Когда самолет снижался, заходя на посадку, я внимательно всматривался в летное поле, боясь увидеть посланцев Ежова, встречающих меня с целью ареста. Но, никого подозрительного с воздуха я не заметил, хотя это и не означало, что они не затаились внутри ангаров или в небольшой диспетчерской башенке. Возле стоящих на летном поле самолетов находились какие-то люди, но они, вроде бы, не проявляли особого интереса к нашей посадке, занимаясь своими делами. Судя по всему, то были обыкновенные авиационные техники.
Впрочем, как только наш самолет коснулся заснеженной взлетной полосы своими лыжами, подняв по сторонам фонтаны снежинок, от ангара встречать нас все-таки кто-то выбежал. Но, человек этот был один.
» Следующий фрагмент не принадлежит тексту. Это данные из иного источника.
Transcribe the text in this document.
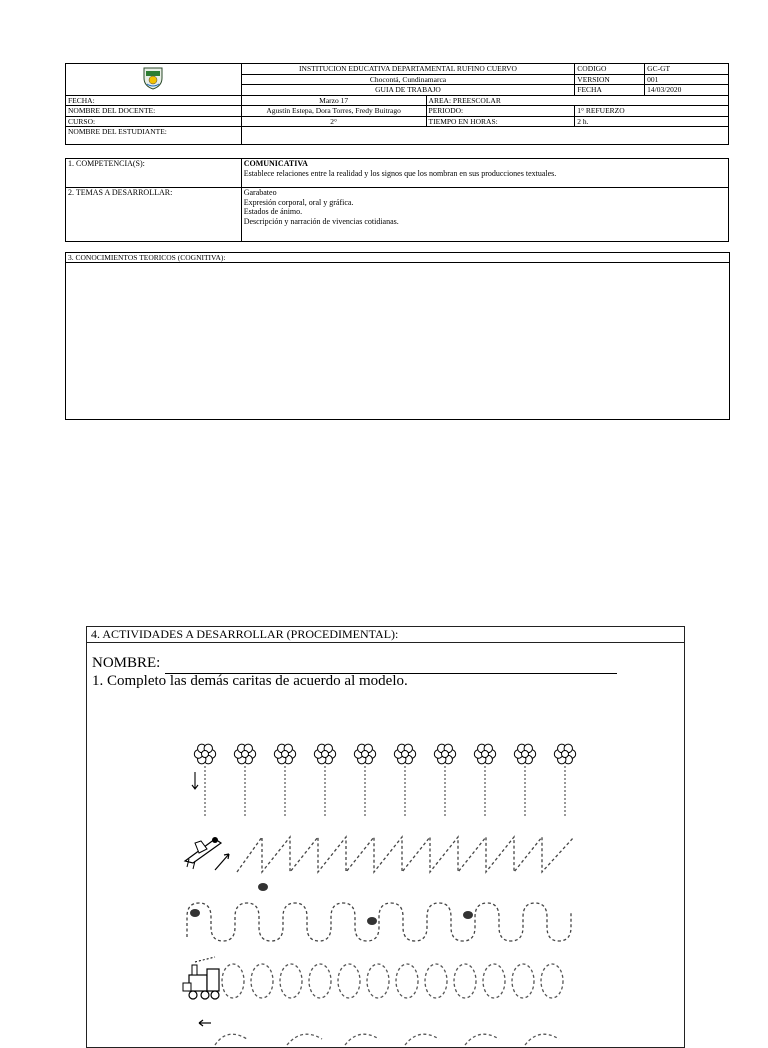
	INSTITUCION EDUCATIVA DEPARTAMENTAL RUFINO CUERVO		CODIGO	GC-GT
	Chocontá, Cundinamarca		VERSION	001
	GUIA DE TRABAJO		FECHA	14/03/2020
FECHA:	Marzo 17	AREA: PREESCOLAR		
NOMBRE DEL DOCENTE:	Agustín Estepa, Dora Torres, Fredy Buitrago	PERIODO:	1° REFUERZO	
CURSO:	2°	TIEMPO EN HORAS:	2 h.	
NOMBRE DEL ESTUDIANTE:				
1. COMPETENCIA(S):	COMUNICATIVA
Establece relaciones entre la realidad y los signos que los nombran en sus producciones textuales.

2. TEMAS A DESARROLLAR:	Garabateo
Expresión corporal, oral y gráfica.
Estados de ánimo.
Descripción y narración de vivencias cotidianas.
3. CONOCIMIENTOS TEORICOS (COGNITIVA):
4. ACTIVIDADES A DESARROLLAR (PROCEDIMENTAL):
NOMBRE:
1. Completo las demás caritas de acuerdo al modelo.
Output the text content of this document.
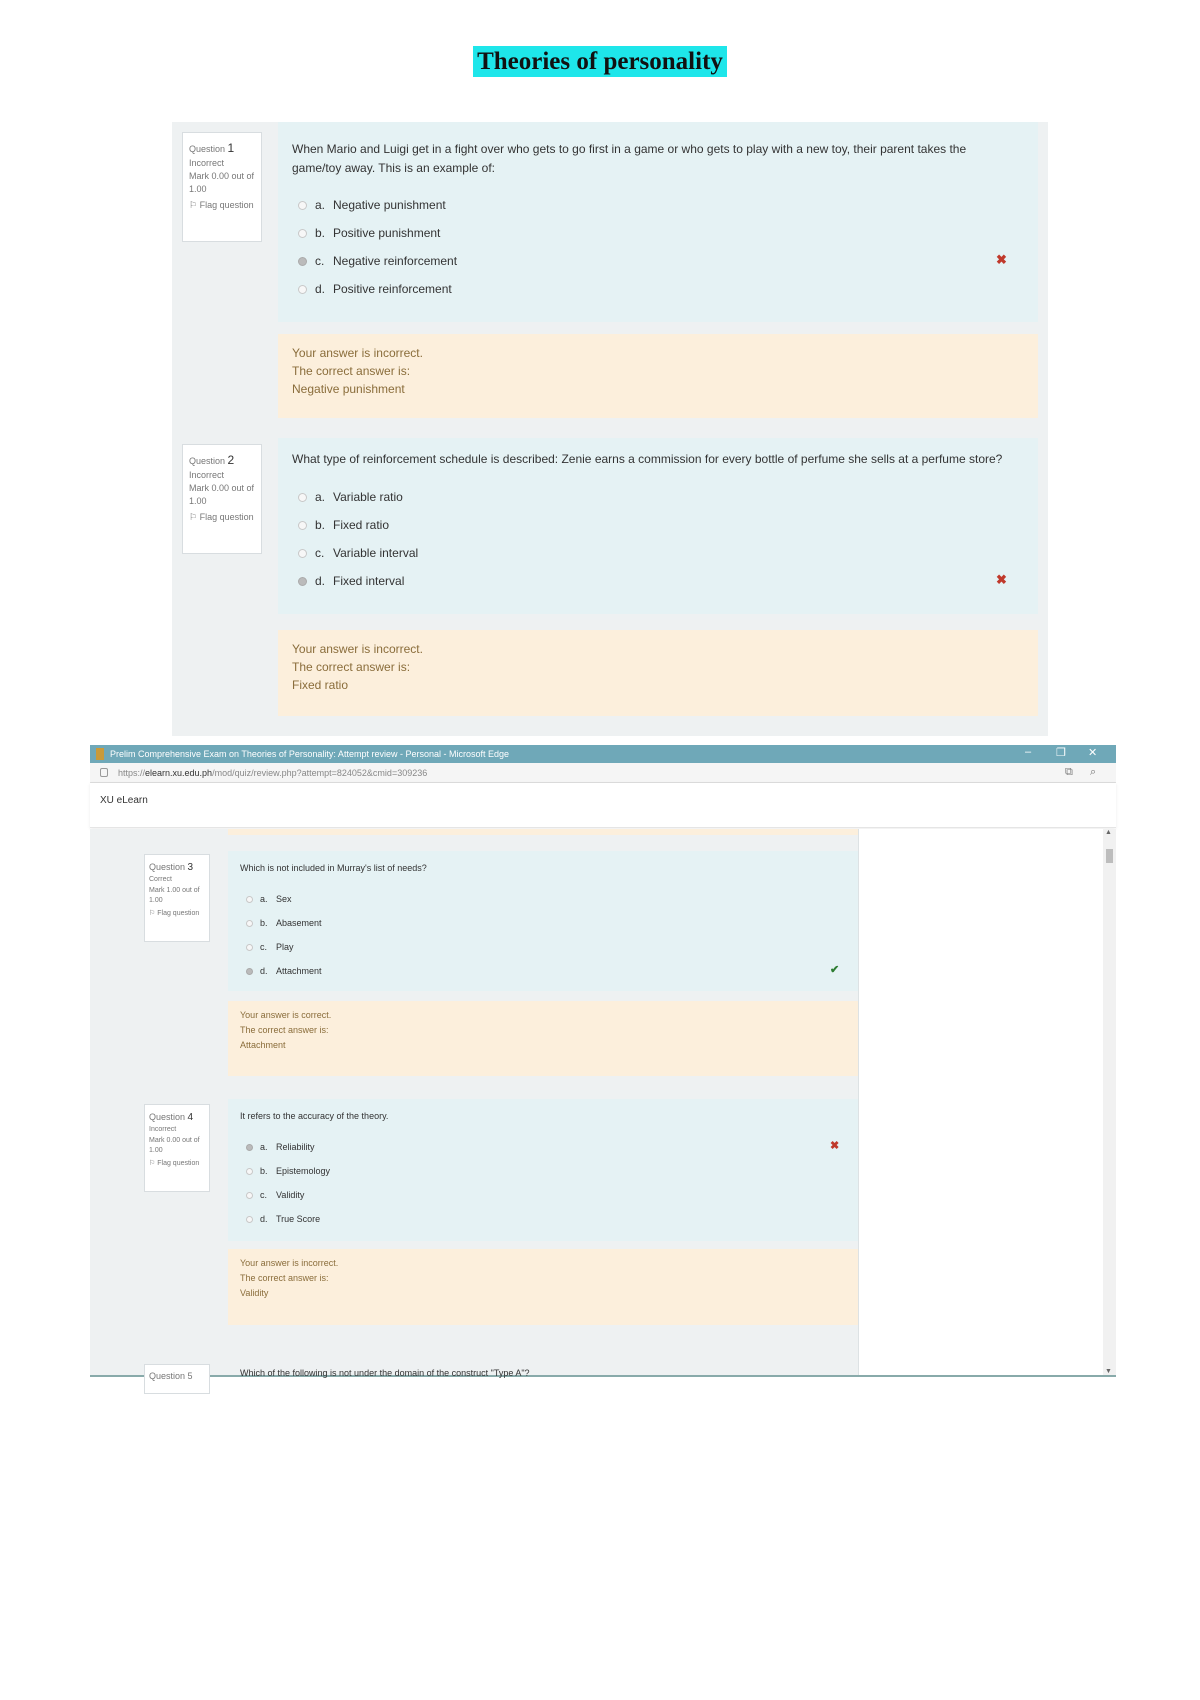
Theories of personality
Question 1
Incorrect
Mark 0.00 out of 1.00
⚐ Flag question
When Mario and Luigi get in a fight over who gets to go first in a game or who gets to play with a new toy, their parent takes the game/toy away. This is an example of:
a. Negative punishment
b. Positive punishment
c. Negative reinforcement
d. Positive reinforcement
✖
Your answer is incorrect.
The correct answer is:
Negative punishment
Question 2
Incorrect
Mark 0.00 out of 1.00
⚐ Flag question
What type of reinforcement schedule is described: Zenie earns a commission for every bottle of perfume she sells at a perfume store?
a. Variable ratio
b. Fixed ratio
c. Variable interval
d. Fixed interval	✖
Your answer is incorrect.
The correct answer is:
Fixed ratio
Prelim Comprehensive Exam on Theories of Personality: Attempt review - Personal - Microsoft Edge	– ❐ ✕
https://elearn.xu.edu.ph/mod/quiz/review.php?attempt=824052&cmid=309236	⧉ ⌕
XU eLearn
Question 3
Correct
Mark 1.00 out of 1.00
⚐ Flag question
Which is not included in Murray's list of needs?
a. Sex
b. Abasement
c. Play
d. Attachment	✔
Your answer is correct.
The correct answer is:
Attachment
Question 4
Incorrect
Mark 0.00 out of 1.00
⚐ Flag question
It refers to the accuracy of the theory.
a. Reliability
b. Epistemology
c. Validity
d. True Score
✖
Your answer is incorrect.
The correct answer is:
Validity
Question 5	Which of the following is not under the domain of the construct "Type A"?
▲
▼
Когда самолет уже остановился, а мужчина приблизился, я узнал в нем еще издалека Глеба Бокия, на бегу придерживающего свою шляпу гангстерского фасона, чтобы она не улетела, отчего казалось, что он по-военному отдает мне честь. Бокий выглядел озабоченным, лицо его осунулось, глаза покраснели от нервного напряжения и недосыпания, а под глазами лежали тени, чему я, учитывая последние события, не удивлялся. Да и сам я, наверняка, выглядел не лучше. Но, раз Глеб получил телеграмму о моем прибытии самолетом, которую я поручил отправить ему Кандыбина из Казани, расставаясь с ним на аэродроме, значит дела все-таки еще не приняли самый худший и драматический оборот. И это немного обнадеживало.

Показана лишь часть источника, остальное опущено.